The Elements of Chance
There are some elements of supply chain management that lend themselves well to statistical modeling. Things like material availability, usage patterns, and historical lead times are all easy to use as data points for predictive analysis. What isn’t so easy, however, are things like unexpected traffic delays in shipping and disruptive accidents all along the chain. Of all unpredictable factors though, nothing has more power to create wide-scale supply chain disruption than weather.
Weather is such a large component of supply chain risk management that it is consistently ranked in the top ten of issues identified by logistics managers. The risk is so great, that billions of dollars are spent each year on contingency plans designed to deal with unexpected weather events. It’s an inefficiency that has long been accepted as a cost of doing business that can’t be avoided. That may not be the case for much longer, though.

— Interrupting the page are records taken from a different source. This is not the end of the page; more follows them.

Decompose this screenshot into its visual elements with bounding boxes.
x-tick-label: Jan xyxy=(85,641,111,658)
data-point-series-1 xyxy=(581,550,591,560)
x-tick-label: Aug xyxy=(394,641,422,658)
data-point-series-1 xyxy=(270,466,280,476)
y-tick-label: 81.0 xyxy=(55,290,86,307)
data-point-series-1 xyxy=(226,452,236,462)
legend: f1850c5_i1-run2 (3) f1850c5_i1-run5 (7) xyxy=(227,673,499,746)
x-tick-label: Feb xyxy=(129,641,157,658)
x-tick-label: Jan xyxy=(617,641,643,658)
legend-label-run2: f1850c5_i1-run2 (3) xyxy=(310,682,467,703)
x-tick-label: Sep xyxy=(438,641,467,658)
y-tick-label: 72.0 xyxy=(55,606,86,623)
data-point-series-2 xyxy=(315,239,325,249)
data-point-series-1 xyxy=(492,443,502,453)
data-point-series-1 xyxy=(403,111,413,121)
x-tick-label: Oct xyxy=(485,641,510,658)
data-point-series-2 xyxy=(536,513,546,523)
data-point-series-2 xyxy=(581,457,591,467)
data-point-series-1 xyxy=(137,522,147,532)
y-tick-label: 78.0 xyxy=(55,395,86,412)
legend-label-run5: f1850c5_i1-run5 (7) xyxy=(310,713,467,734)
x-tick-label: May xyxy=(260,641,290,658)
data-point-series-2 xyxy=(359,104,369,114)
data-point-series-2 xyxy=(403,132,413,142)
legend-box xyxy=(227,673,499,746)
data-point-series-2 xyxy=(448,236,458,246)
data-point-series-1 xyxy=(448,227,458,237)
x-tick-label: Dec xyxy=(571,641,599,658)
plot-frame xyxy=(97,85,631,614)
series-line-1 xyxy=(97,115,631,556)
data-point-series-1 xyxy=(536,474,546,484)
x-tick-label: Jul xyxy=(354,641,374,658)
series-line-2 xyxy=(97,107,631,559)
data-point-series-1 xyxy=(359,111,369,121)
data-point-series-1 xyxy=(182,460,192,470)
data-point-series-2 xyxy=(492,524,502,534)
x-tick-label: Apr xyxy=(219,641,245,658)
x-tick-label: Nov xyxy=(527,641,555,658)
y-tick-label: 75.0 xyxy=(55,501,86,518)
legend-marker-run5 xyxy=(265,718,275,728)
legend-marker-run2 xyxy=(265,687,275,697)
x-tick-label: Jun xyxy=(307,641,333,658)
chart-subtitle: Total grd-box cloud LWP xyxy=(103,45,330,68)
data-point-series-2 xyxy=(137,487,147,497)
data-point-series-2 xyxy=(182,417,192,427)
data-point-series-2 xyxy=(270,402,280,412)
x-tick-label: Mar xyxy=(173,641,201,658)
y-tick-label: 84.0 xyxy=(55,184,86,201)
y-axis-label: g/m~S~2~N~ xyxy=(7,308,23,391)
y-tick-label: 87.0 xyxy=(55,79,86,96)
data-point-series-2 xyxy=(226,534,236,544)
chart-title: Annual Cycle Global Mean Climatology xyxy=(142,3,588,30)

Existing Technology Meets the Cutting Edge
To date, there have already been several attempts to integrate weather data into ERP supply chain management systems. So far, this has involved real-time weather reports and has not included predictive models. For ERP software to acquire the right data to utilize for predictive weather analytics, it needs something to act as a bridge to some old-school technology, like radar.
When most people think of radar, they likely think of the simple displays they encounter when watching the local news, but the technology is far more advanced today than many realize. In fact, even today’s best radar detectors are a higher order of technology than some of the weather radar systems of a few years ago. The newest weather radar systems are incredibly sensitive, and when combined with the latest in satellite weather analysis, they offer a reliable data source for ERP data analysis.
GIS and ERP Bridge the Divide
The feat of bringing predictive weather analysis into the ERP market could be a game changer for global supply chains. That’s why the recently announced partnership between SAP and Esri has the potential to fundamentally alter how businesses deal with the weather as a factor in their supply chains. Esri’s flagship ArcGIS geographic information system has already been put to use by partner Weather Decision Technologies (WDT) to create an advanced, cloud-based, weather analysis system. Esri’s new partnership with SAP might soon provide a native integration of WDT’s platform into SAP’s supply chain management systems.
The Future of Logistics
If the convergence of SAP software and Esri’s partner network bears fruit, it could lead to billions of dollars in savings through enhanced supply chain efficiency. In the modern global economy, that could be a critical advantage that no company can afford to miss out on. Gaining a measure of certainty about one of every supply chain’s most unpredictable elements would go quite a long way towards continuing downward pressure on costs in an era of increasing demand and flat economic growth. That kind of analytical insight may well become the big data-driven crystal ball that changes logistics forever.